Walking along the street this morning, I saw this: a bearded old man, bundled up in woolen hat and puffy jacket, covered in blankets, surrounded by shapeless lumps of textile – possibly tarps, or sacks – sitting in a wheelchair and parked at the edge of a convenience store parking lot. He had, somewhere, a radio tuned to a talk show. The flat quality of the voices led me to think it an AM station, which makes sense, since FM is mostly commercials interspersed with occasional music. The main voice was a woman’s, confidently using logical fallacies to promote divine creation of a flat earth.
I can delete my social media accounts and refuse to read the hyperbolic news items in the press, but that’s actually a privilege. When my dad was in hospice, the residents of the house were parked in the living room with a TV tuned to Fox and that’s what they got. I think there’s money to be made, making the helpless feel even more afraid, and I think that people are already doing it.
It’s pointless to kill your television if you leave your radio alive.

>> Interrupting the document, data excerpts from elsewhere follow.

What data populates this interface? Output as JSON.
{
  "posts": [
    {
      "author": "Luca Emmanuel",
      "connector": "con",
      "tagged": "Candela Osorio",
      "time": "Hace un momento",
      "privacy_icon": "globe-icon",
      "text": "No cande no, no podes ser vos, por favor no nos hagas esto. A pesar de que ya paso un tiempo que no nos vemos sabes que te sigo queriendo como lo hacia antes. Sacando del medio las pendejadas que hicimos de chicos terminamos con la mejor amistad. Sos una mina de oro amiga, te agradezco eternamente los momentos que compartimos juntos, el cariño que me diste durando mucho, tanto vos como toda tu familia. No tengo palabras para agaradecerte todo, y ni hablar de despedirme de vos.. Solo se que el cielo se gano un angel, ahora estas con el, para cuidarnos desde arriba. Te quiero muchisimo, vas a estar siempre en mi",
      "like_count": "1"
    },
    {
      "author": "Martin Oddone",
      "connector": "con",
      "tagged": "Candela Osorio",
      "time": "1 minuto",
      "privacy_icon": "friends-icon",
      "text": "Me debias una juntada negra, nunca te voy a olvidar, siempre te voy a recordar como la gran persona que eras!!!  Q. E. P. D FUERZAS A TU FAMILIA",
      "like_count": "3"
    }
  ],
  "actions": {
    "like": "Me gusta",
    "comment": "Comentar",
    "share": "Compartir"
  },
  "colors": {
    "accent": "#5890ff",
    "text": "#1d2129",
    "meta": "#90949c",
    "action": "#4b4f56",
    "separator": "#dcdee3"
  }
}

Obviously, I haven’t thought deeply about this. All I know right now is that I feel sorry for that old guy in the wheelchair. I want him to know God loves him and he doesn’t have to accept illogical nonsense about cosmology for that to still be true. And I feel sorry for all the other scared and angry people who need to be comforted by a voice telling them that the world is flat and there’s a vast scientific conspiracy trying to pull one over on them. Because the conspiracy is that voice, and if they’re listening, then they really need to be hearing something else. I wish I knew what it was.